Barry Helton

No. 9
- Position: Punter

Personal information
- Born: January 2, 1965 (age 61) Colorado Springs, Colorado, U.S.
- Listed height: 6 ft 3 in (1.91 m)
- Listed weight: 205 lb (93 kg)

Career information
- High school: Simla (Simla, Colorado)
- College: Colorado
- NFL draft: 1988: 4th round, 102nd overall pick

Career history
- San Francisco 49ers (1988–1991); Los Angeles Rams (1991);

Awards and highlights
- 2× Super Bowl champion; 2× Consensus All-American (1985, 1986); Second-team All-American (1987); 3× First-team All-Big Eight (1985, 1986, 1987);

Career NFL statistics
- Punts: 213
- Punting yards: 8,285
- Longest punt: 56
- Average punt: 38.9
- Stats at Pro Football Reference

= Barry Helton =

American football player (born 1965)

Barry Bret Helton (born January 2, 1965) is an American former professional football player who was a punter for four seasons in the National Football League (NFL) during the 1980s and 1990s. He played college football for the Colorado Buffaloes, twice earning consensus All-American honors. He was selected by the San Francisco 49ers in fourth round of the 1988 NFL draft with the 102nd overall pick. He played in the NFL for San Francisco and Los Angeles Rams, playing in Super Bowl XXIII and Super Bowl XXIV for the 49ers.

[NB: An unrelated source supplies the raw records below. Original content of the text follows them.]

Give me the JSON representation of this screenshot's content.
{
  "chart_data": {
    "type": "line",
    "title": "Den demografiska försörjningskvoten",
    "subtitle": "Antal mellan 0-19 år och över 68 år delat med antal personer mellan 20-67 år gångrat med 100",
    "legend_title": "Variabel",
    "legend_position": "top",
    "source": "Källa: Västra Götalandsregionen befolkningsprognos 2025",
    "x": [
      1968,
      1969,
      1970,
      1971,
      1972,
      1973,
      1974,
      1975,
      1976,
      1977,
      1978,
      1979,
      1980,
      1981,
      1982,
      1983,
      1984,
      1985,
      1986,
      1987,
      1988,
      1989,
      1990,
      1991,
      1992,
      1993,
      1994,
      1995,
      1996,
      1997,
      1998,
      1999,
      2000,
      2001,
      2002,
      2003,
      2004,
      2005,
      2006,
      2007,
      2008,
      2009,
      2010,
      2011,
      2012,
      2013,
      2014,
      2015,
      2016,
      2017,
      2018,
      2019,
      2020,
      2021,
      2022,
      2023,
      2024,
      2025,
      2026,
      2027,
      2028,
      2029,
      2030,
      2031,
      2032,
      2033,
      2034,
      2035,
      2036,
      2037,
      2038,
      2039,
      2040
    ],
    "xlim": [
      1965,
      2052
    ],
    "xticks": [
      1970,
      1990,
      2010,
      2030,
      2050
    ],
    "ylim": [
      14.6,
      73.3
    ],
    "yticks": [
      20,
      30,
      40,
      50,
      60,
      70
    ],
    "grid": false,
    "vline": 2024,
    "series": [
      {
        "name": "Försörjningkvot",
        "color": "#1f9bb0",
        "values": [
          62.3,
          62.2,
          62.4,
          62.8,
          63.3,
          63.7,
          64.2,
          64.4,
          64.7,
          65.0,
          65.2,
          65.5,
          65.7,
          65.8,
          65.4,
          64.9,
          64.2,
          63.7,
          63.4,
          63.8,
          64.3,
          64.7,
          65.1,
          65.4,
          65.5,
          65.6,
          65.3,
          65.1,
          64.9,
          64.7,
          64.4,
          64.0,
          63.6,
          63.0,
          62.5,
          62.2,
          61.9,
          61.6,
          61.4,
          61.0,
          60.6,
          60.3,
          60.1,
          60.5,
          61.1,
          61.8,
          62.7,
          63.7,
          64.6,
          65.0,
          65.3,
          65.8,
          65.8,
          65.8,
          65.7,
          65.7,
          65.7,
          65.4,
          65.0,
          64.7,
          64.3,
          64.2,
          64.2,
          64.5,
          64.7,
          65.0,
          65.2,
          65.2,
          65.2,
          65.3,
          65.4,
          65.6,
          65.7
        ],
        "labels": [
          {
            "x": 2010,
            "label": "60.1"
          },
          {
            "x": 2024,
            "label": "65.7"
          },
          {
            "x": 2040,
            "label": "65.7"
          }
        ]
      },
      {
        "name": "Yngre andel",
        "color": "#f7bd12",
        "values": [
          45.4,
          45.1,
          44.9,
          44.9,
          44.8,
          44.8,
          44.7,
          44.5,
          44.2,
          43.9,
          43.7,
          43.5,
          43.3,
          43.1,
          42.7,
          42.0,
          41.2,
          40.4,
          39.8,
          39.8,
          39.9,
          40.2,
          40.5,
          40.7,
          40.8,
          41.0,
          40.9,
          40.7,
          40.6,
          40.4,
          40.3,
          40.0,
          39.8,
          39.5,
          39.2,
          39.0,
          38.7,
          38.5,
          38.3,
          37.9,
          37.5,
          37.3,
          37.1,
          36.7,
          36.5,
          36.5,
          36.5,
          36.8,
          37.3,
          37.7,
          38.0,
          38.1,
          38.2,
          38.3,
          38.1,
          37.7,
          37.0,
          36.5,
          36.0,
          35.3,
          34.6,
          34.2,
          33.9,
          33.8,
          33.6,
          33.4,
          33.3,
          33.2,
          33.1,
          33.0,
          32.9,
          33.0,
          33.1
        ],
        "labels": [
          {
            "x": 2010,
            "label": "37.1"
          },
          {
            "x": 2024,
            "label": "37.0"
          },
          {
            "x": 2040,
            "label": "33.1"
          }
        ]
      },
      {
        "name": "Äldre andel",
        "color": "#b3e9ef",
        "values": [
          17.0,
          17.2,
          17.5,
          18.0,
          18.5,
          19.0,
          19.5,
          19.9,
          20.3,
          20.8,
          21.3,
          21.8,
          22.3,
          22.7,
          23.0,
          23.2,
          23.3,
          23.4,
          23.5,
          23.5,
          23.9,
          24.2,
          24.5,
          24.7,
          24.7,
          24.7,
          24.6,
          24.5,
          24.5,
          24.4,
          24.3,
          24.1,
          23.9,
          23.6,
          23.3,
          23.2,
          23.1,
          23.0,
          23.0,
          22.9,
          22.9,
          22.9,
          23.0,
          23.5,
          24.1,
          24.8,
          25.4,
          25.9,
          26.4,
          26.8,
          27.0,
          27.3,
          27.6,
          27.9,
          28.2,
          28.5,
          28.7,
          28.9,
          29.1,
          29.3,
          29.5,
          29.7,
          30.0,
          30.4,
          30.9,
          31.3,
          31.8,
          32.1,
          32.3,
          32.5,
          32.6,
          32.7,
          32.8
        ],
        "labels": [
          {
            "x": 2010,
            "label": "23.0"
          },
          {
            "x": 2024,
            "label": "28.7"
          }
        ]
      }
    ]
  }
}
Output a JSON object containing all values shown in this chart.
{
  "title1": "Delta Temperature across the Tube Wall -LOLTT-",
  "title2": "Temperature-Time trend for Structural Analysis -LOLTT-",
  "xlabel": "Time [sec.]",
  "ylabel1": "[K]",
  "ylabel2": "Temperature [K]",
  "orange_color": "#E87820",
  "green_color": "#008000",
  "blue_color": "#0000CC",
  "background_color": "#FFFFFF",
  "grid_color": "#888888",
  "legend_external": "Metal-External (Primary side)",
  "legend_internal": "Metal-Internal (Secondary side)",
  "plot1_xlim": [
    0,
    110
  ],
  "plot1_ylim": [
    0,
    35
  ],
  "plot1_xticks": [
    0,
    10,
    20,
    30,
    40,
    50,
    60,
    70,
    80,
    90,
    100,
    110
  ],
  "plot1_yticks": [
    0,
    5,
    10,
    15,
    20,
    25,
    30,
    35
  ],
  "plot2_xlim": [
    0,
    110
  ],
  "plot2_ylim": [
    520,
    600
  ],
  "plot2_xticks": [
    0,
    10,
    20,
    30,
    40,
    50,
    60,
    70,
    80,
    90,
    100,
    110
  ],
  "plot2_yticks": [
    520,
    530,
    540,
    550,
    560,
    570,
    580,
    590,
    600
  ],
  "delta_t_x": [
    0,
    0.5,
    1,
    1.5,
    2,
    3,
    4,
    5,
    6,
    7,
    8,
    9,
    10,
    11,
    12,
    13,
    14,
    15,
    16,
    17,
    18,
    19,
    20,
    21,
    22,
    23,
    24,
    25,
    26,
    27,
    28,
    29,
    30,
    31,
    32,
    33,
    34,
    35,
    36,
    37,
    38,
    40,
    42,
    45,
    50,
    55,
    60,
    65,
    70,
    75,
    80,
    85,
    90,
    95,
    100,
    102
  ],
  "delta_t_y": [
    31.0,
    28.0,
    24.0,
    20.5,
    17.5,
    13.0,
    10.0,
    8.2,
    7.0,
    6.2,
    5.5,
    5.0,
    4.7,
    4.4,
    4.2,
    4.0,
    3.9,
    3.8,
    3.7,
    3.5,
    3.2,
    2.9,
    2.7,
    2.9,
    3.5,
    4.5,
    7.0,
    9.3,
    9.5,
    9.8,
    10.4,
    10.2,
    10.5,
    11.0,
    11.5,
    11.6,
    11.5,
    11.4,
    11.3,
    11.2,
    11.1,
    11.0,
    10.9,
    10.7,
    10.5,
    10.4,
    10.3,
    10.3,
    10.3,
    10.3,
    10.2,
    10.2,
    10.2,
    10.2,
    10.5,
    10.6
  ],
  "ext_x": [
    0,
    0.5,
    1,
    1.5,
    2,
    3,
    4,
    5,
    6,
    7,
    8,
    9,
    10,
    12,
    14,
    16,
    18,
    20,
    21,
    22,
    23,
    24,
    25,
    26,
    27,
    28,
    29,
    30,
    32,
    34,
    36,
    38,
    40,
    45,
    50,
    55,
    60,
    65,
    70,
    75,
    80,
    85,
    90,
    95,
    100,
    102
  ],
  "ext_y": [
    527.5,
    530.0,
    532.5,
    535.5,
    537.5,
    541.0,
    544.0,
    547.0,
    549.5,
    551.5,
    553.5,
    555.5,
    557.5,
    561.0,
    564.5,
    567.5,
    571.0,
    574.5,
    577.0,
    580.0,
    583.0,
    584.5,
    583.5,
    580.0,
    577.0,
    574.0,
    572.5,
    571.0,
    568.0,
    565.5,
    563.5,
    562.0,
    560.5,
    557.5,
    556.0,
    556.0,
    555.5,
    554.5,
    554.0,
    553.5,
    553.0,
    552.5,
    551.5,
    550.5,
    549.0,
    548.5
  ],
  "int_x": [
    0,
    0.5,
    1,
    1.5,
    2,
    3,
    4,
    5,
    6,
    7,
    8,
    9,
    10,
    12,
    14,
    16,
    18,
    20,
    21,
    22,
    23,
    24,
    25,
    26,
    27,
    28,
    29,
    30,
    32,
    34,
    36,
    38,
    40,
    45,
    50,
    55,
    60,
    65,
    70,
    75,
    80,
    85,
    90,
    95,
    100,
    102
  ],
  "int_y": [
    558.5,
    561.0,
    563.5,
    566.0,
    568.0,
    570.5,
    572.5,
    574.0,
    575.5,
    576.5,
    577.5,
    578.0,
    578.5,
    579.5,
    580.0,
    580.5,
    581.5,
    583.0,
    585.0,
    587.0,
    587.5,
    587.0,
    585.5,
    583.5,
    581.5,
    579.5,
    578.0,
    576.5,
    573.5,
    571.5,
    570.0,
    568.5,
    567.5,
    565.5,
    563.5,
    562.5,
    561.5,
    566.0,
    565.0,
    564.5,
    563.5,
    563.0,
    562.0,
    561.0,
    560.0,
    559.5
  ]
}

Helton was born in Colorado Springs, Colorado. He attended the University of Colorado Boulder, where he played for the Buffaloes from 1984 to 1987.

Helton's son Bret is also a professional athlete, pitching in the Pittsburgh Pirates' minor league system. He and his wife Lisa had three more children, Chad, Brad and Nicole.